Image sourced from Wikimedia Commons, and shows an map of Australia with our travel route traced over Melbourne, Adelaide and Cairns.
I’ve finished up with most of the photo editing. I currently have 16.4 GB of photos and video and 3287 photos. Clarification: That’s what I have left after I weeded out the throw-aways. Now I just have to organize them into bloggable posts and get my favorites uploaded to Flickr.
In other news, I get to listen to news again after a month-long hiatus. Ooo…side story. I was in the gym one morning in Melbourne when a morning show called Sunrise aired this story: “Are we turning into a nation of whingers?” That made my day. I’m seriously still giggling about it. Not only the sheer eye-rolling nature of the piece (which I didn’t actually end up watching), but “whinge” is such a foreign word to this American gal, and the only other place I’ve ever heard it was in a Tim Minchin song.
But back to the news. Yes, lots of news about Ferguson, which I’m not even going to try to address except to say that I am infuriated and terrified by the decision to not indict Darren Wilson. One of the tweets that stuck with me was this one (Thanks to everyone who sent me messages with the exact quote):
I wanted to run away to the outback and hide for a few days after the announcement. We keep fucking this shit up, guys. *sigh* But there are better informed, better written people out there than I on this topic, so I’m going to leave it here and go read their thoughts and follow their activism on the matter.

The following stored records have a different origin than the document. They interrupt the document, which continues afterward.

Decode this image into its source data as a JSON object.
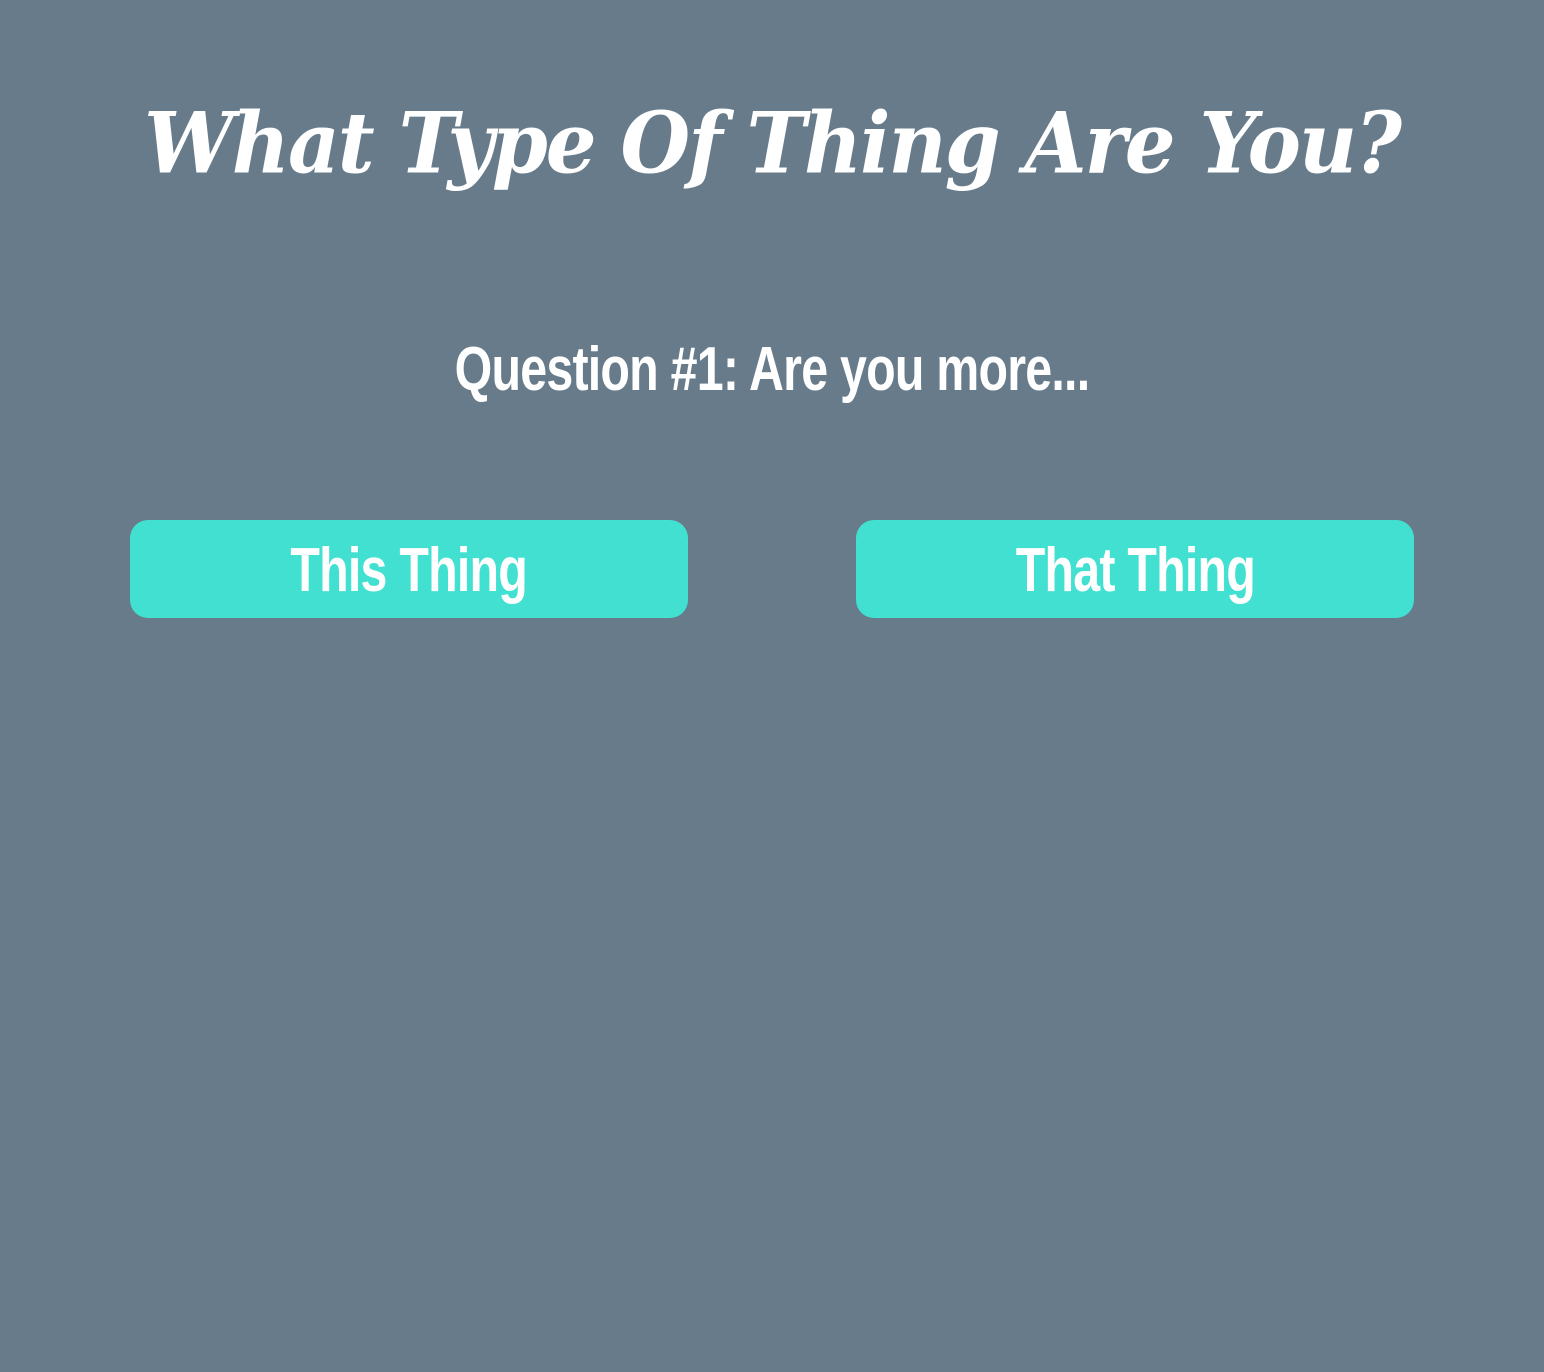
{
  "quiz": {
    "title": "What Type Of Thing Are You?",
    "question": "Question #1: Are you more...",
    "answers": [
      {
        "label": "This Thing"
      },
      {
        "label": "That Thing"
      }
    ]
  },
  "colors": {
    "background": "#677b8a",
    "button": "#41e0d0",
    "text": "#ffffff"
  }
}
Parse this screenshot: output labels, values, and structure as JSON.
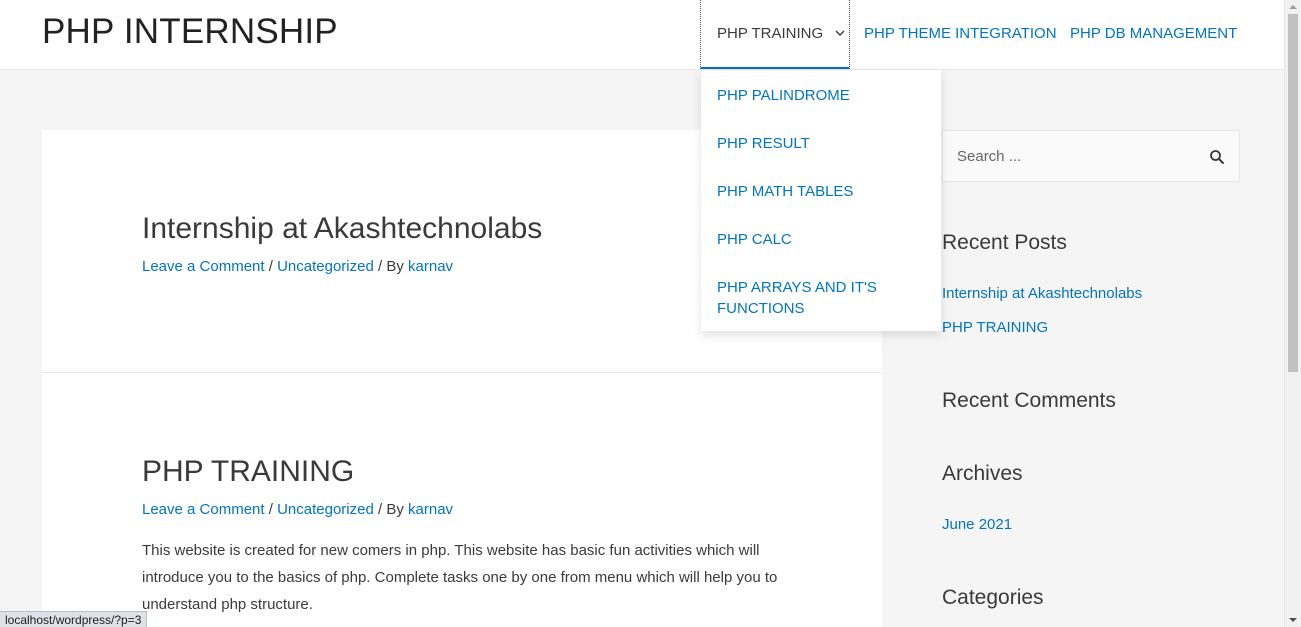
{
  "header": {
    "site_title": "PHP INTERNSHIP",
    "nav": {
      "training": "PHP TRAINING",
      "theme_integration": "PHP THEME INTEGRATION",
      "db_management": "PHP DB MANAGEMENT"
    }
  },
  "dropdown": {
    "items": [
      "PHP PALINDROME",
      "PHP RESULT",
      "PHP MATH TABLES",
      "PHP CALC",
      "PHP ARRAYS AND IT'S FUNCTIONS"
    ]
  },
  "posts": [
    {
      "title": "Internship at Akashtechnolabs",
      "comment_link": "Leave a Comment",
      "category": "Uncategorized",
      "by": "By",
      "author": "karnav"
    },
    {
      "title": "PHP TRAINING",
      "comment_link": "Leave a Comment",
      "category": "Uncategorized",
      "by": "By",
      "author": "karnav",
      "excerpt": "This website is created for new comers in php. This website has basic fun activities which will introduce you to the basics of php. Complete tasks one by one from menu which will help you to understand php structure."
    }
  ],
  "sidebar": {
    "search_placeholder": "Search ...",
    "recent_posts_title": "Recent Posts",
    "recent_posts": [
      "Internship at Akashtechnolabs",
      "PHP TRAINING"
    ],
    "recent_comments_title": "Recent Comments",
    "archives_title": "Archives",
    "archives": [
      "June 2021"
    ],
    "categories_title": "Categories"
  },
  "status_bar": {
    "url": "localhost/wordpress/?p=3"
  },
  "colors": {
    "link": "#0274be",
    "text": "#3a3a3a",
    "background": "#f5f5f5"
  }
}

But here’s a happier piece:
This morning on Marketplace (I missed my MPR) there was a story by Annie Baxter about Dr. Lowell Gess. He’s a 93-year old retired ophthalmologist who’s about to travel to Sierra Leone to deliver medicines and provide care in eye clinics in the Ebola-struck country. He’s been traveling to Sierra Leone for over 50 years, including during the civil war in the 1990s. So, you know, what’s a little thing like Ebola? Happy, inspirational humanist story… if you like those kinds of things.
And a not happy piece, but one that deserves attention:
You should become familiar with the name Tugce Albayrak because she is a hero. From these sources and these: After coming to the defense of two teenage girls who were cornered in a bathroom and being harassed by a group of young men, Tugce Albayrak was murdered by those same men for intervening. She was beaten by these men because she presumed to tell them no, to tell them that they couldn’t just do whatever they pleased to another human being without consequence. After they beat her, Tugce Albayrak slipped into a coma from which she would not recover, and her parents took her off life support this past Friday November 28th – her 23rd birthday. Tugce was a hero for stepping forward and saying no to the harassment of the young girls. She was a hero because we know that so often standing up to harassers leads to confrontation, threats of violence, and actual physical violence, but she intervened anyway. I am extremely sad that we will not get to see what else Tugce Albayrak would have accomplished in her life, had it been longer, but I will remember her for this.